Association Between the Number of Abnormal Biomarkers and Composite CVD End Points in the Combined Cohorts
| n (% of Overall Cohort) | Number of Events | Absolute 3‐y Event Rate | Unadjusted Hazard Ratio (95% CI) | Adjusted | |
|---|---|---|---|---|---|
| Global CVD | |||||
| Overall cohort | 16 567 | 553 | 3.38% | ··· | ··· |
| Integer score 0 | 3917 (23.6%) | 27 | 0.69% | Ref | Ref |
| Integer score 1 | 5970 (36%) | 112 | 1.88% | 2.74 (1.8, 4.18) | 2.01 (1.32, 3.08) |
| Integer score 2 | 4271 (25.8%) | 176 | 4.12% | 5.93 (3.95, 8.9) | 3.03 (1.99, 4.61) |
| Integer score 3 | 1956 (11.8%) | 160 | 8.18% | 11.67 (7.74, 17.59) | 4.56 (2.95, 7.06) |
| Integer score 4 | 453 (2.8%) | 78 | 17.22% | 28.89 (16.66, 40.23) | 7.85 (4.84, 12.72) |
| Atherosclerotic CVD | |||||
| Overall cohort | 16 581 | 260 | 1.57% | ··· | ··· |
| Integer score 0 | 3917 (23.6%) | 15 | 0.38% | Ref | Ref |
| Integer score 1 | 5972 (36%) | 61 | 1.02% | 2.73 (1.55, 4.8) | 1.87 (1.05, 3.31) |
| Integer score 2 | 4276 (25.8%) | 85 | 1.99% | 5.28 (3.04, 9.17) | 2.33 (1.32, 4.13) |
| Integer score 3 | 1961 (11.8%) | 66 | 3.37% | 8.78 (4.99, 15.45) | 2.73 (1.49, 5.00) |
| Integer score 4 | 455 (2.7%) | 33 | 7.25% | 19.12 (10.33, 35.41) | 4.34 (2.20, 8.56) |
Hazard ratios are vs participants with no abnormal biomarkers (ie, integer score of 0).
Adjusted for pooled cohort equation variables (age, sex, black race, total cholesterol, high‐density lipoprotein [HDL] cholesterol, systolic blood pressure, antihypertensive medication use, current smoking, and diabetes mellitus status), body mass index, and eGFR. CVD indicates cardiovascular disease; eGFR, estimated glomerular filtration rate.
Figure 2Association between the number of abnormal test results and global cardiovascular disease outcomes in study subgroups.

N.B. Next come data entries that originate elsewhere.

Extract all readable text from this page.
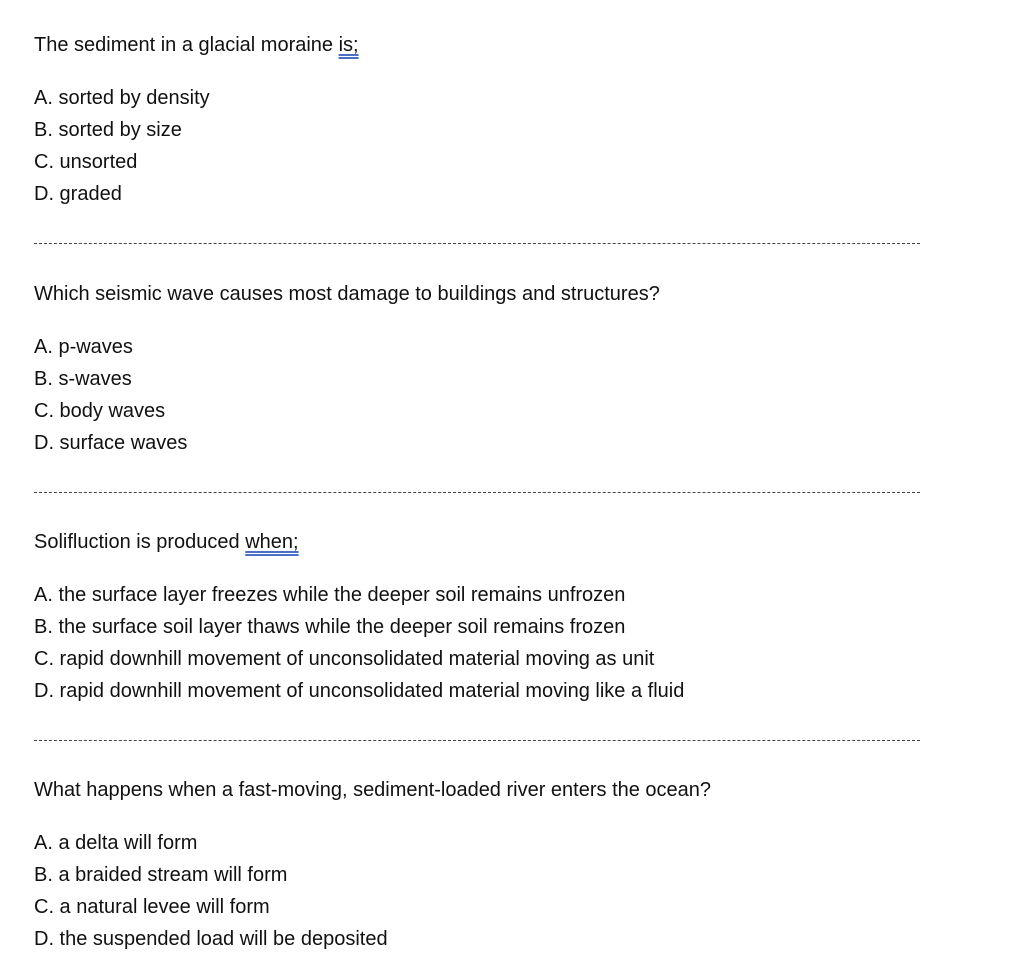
The sediment in a glacial moraine is;
A. sorted by density
B. sorted by size
C. unsorted
D. graded
Which seismic wave causes most damage to buildings and structures?
A. p-waves
B. s-waves
C. body waves
D. surface waves
Solifluction is produced when;
A. the surface layer freezes while the deeper soil remains unfrozen
B. the surface soil layer thaws while the deeper soil remains frozen
C. rapid downhill movement of unconsolidated material moving as unit
D. rapid downhill movement of unconsolidated material moving like a fluid
What happens when a fast-moving, sediment-loaded river enters the ocean?
A. a delta will form
B. a braided stream will form
C. a natural levee will form
D. the suspended load will be deposited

Higher integer scores (representing the number of abnormal test results) were associated with global cardiovascular disease after multivariable adjustment regardless of the type of subclinical atherosclerosis imaging test used (carotid intima‐media thickness or plaque in ARIC; coronary artery calcium in DHS and MESA), and across categories of sex, race, age, and 10‐year cardiovascular risk estimated using pooled cohort equations. There were no significant interactions across subgroups (P interaction >0.05 across each subgroup). ARIC indicates Atherosclerosis Risk in Communities study; DHS, Dallas Heart Study, MESA, Multi‐Ethnic Study of Atherosclerosis; and PCE, pooled cohort equations.
Figure 3Absolute 3‐year global cardiovascular disease event rates in the combined cohorts stratified by pooled cohort equation‐estimated risk and the number of abnormal test results.
Higher integer scores (representing the number of abnormal test results) were associated with higher 3‐year global cardiovascular disease risk across pooled cohort equation categories, and, conversely, a low integer score (0 or 1) was associated with lower global cardiovascular disease risk even among individuals with borderline or elevated 10‐year risk by pooled cohort equations. PCE indicates pooled cohort equations.